Publishers, inevitably, are nervous about allowing too much of their intellectual property to be offered free. Brian Murray, the chief executive of HarperCollins Publishers Worldwide, said Ms. Smith’s proposal was “not a sustainable model for publishers or authors.”
Some librarians object to the current pricing model because they often pay more for e-books than do consumers who buy them on Amazon or in Sony’s online store. Publishers generally charge the same price for e-books as they do for print editions, but online retailers subsidize the sale price of best sellers by marking them down to $9.99.

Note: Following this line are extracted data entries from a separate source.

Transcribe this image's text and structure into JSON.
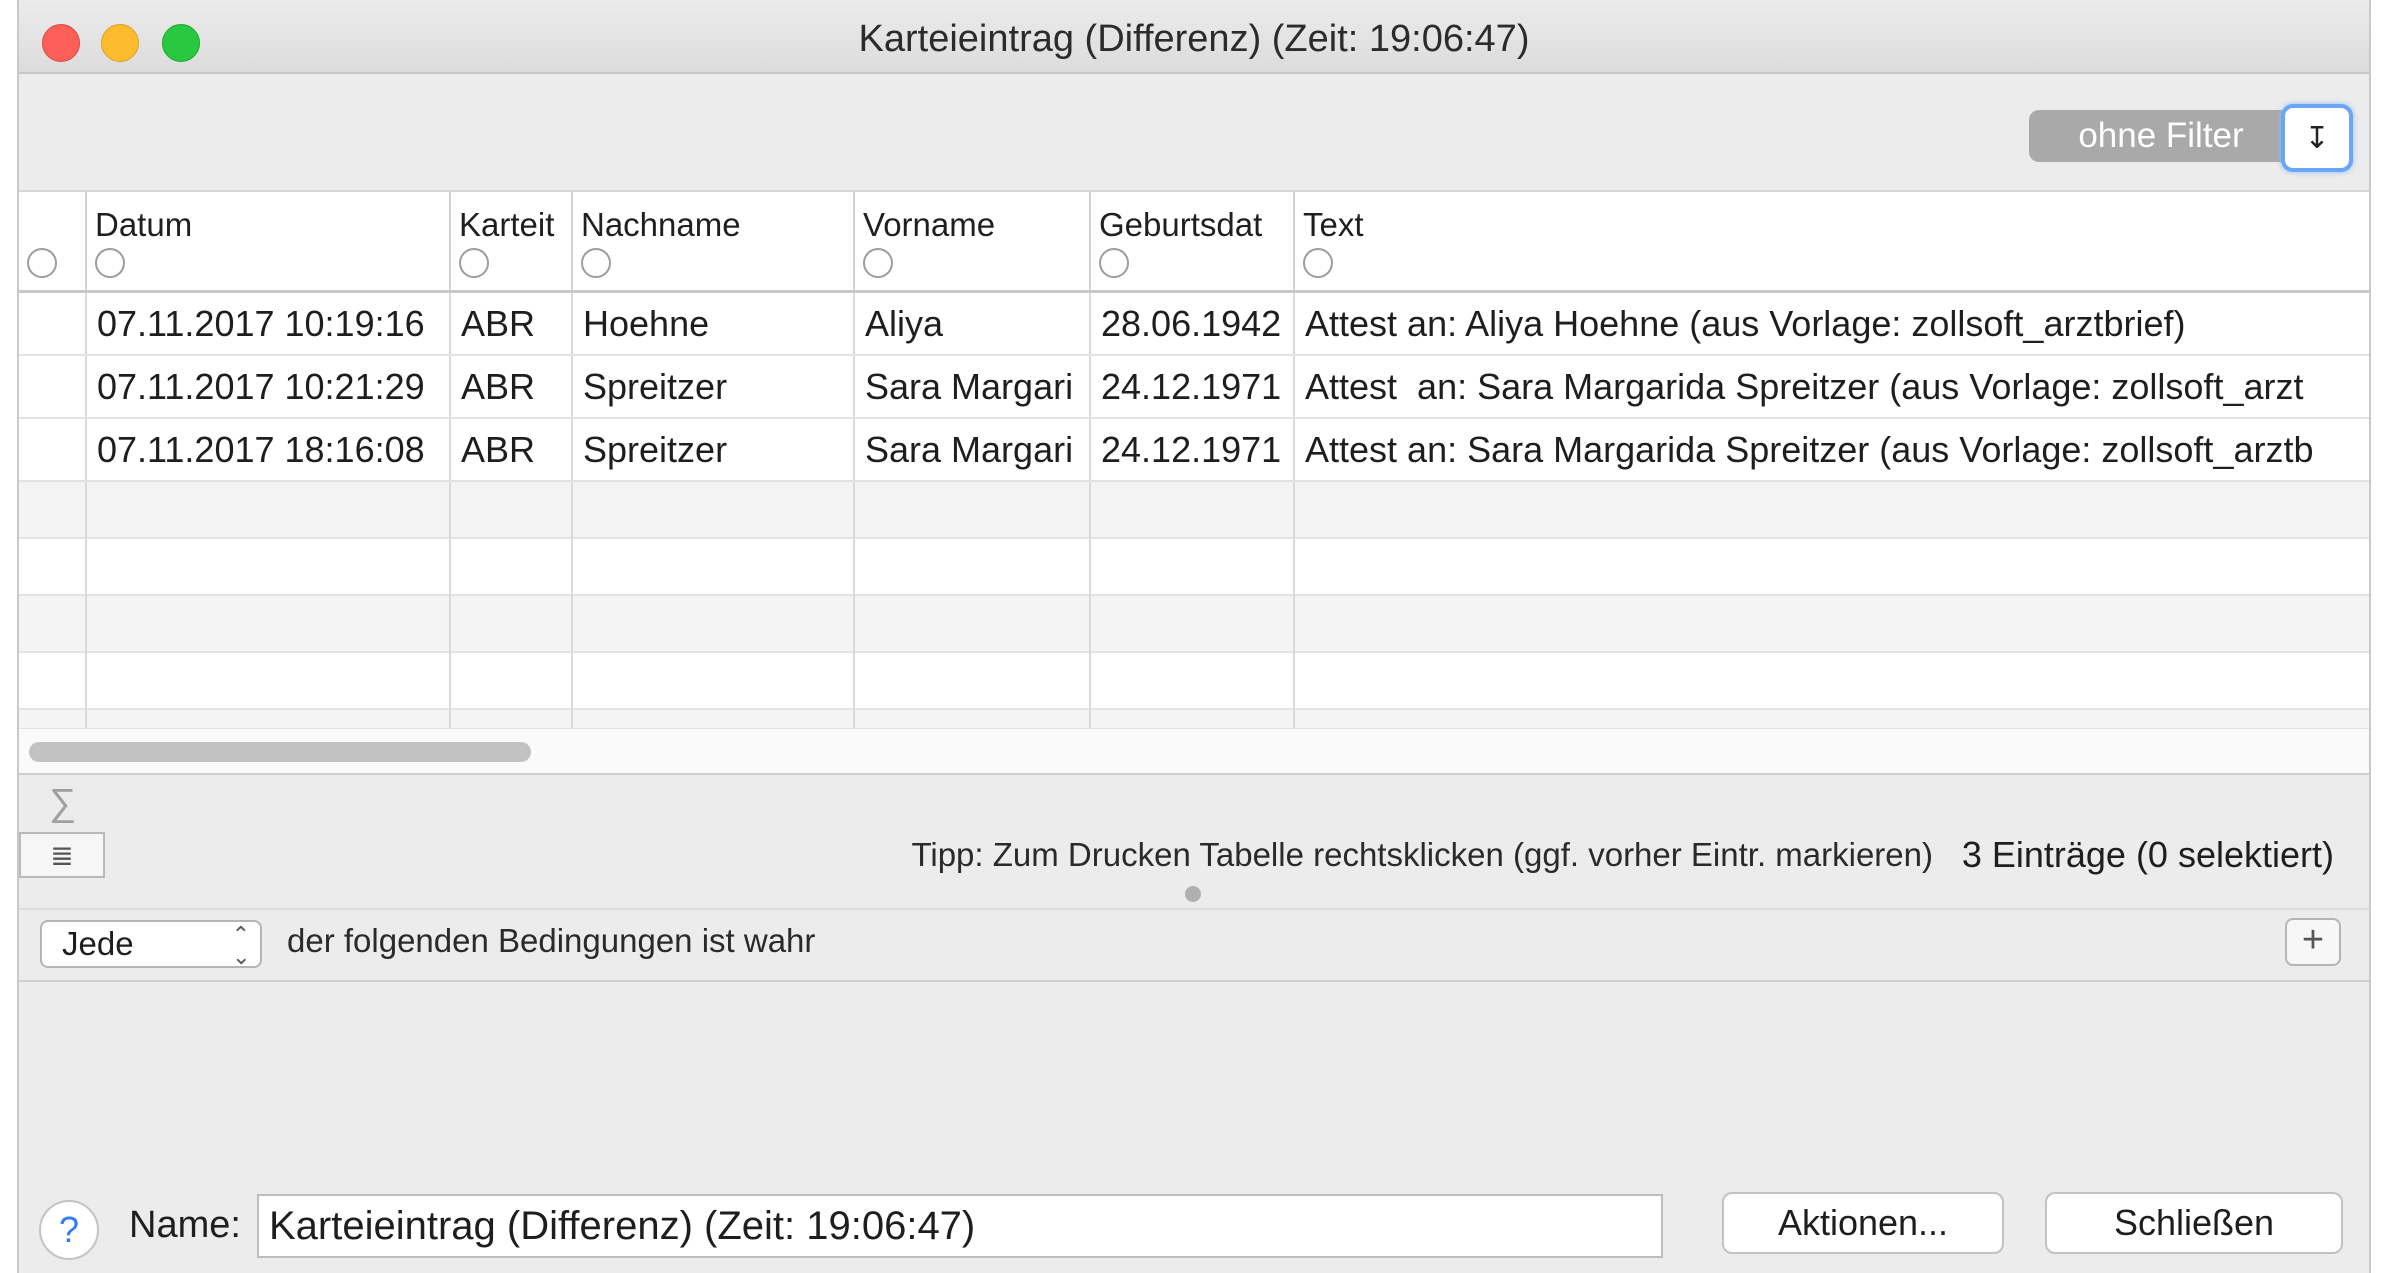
{
  "window": {
    "title": "Karteieintrag (Differenz) (Zeit: 19:06:47)"
  },
  "filter": {
    "label": "ohne Filter",
    "button_glyph": "↧"
  },
  "table": {
    "columns": [
      "Datum",
      "Karteit",
      "Nachname",
      "Vorname",
      "Geburtsdat",
      "Text"
    ],
    "rows": [
      [
        "07.11.2017 10:19:16",
        "ABR",
        "Hoehne",
        "Aliya",
        "28.06.1942",
        "Attest an: Aliya Hoehne (aus Vorlage: zollsoft_arztbrief)"
      ],
      [
        "07.11.2017 10:21:29",
        "ABR",
        "Spreitzer",
        "Sara Margari",
        "24.12.1971",
        "Attest  an: Sara Margarida Spreitzer (aus Vorlage: zollsoft_arzt"
      ],
      [
        "07.11.2017 18:16:08",
        "ABR",
        "Spreitzer",
        "Sara Margari",
        "24.12.1971",
        "Attest an: Sara Margarida Spreitzer (aus Vorlage: zollsoft_arztb"
      ]
    ]
  },
  "status": {
    "sigma": "∑",
    "tip": "Tipp: Zum Drucken Tabelle rechtsklicken (ggf. vorher Eintr. markieren)",
    "count": "3 Einträge (0 selektiert)"
  },
  "conditions": {
    "match_select": "Jede",
    "text": "der folgenden Bedingungen ist wahr",
    "add_glyph": "+"
  },
  "footer": {
    "help_glyph": "?",
    "name_label": "Name:",
    "name_value": "Karteieintrag (Differenz) (Zeit: 19:06:47)",
    "actions_label": "Aktionen...",
    "close_label": "Schließen"
  }
}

“ ‘The Lost Symbol’ is $9.99 on the Sony Reader book page, and I just paid $29.99 for that for the library,” said Robin Bradford, the collection development librarian at the Indianapolis-Marion County Public Library. Ms. Bradford said she would consider buying additional digital copies if the price were lower. But “to buy nonphysical copies at the same price,” she said, “I just won’t do it.”
Academic publishers have been more willing to experiment with subscription models, inviting libraries to pay an annual fee for unlimited access to certain books. Scholastic Inc., the children’s book publisher, also offers library subscriptions to BookFlix, a collection of picture books that children can read online.
Steve Potash, the chief executive of OverDrive, said publishers should regard library e-books as a form of marketing. Many people who browse a library’s online catalog end up buying the books, he said, although he could provide no evidence of that.
Some publishers agree that library e-books, like print versions, can attract new customers. “We’ve always strongly believed that there is a conversion point where they do start to buy their own,” said Malle Vallik, the director of digital content at Harlequin Enterprises, the romance publisher.
In libraries, readers are attracted to free material. Nancy Gobel, a dental hygienist who already downloads digital audio books from her library in Indianapolis, said she currently buys print books. But she is considering purchasing an electronic reader so she can borrow them for free. “I would still continue to buy, but I would download as much as I can,” she said. In many cases, she said, buying “doesn’t make sense.”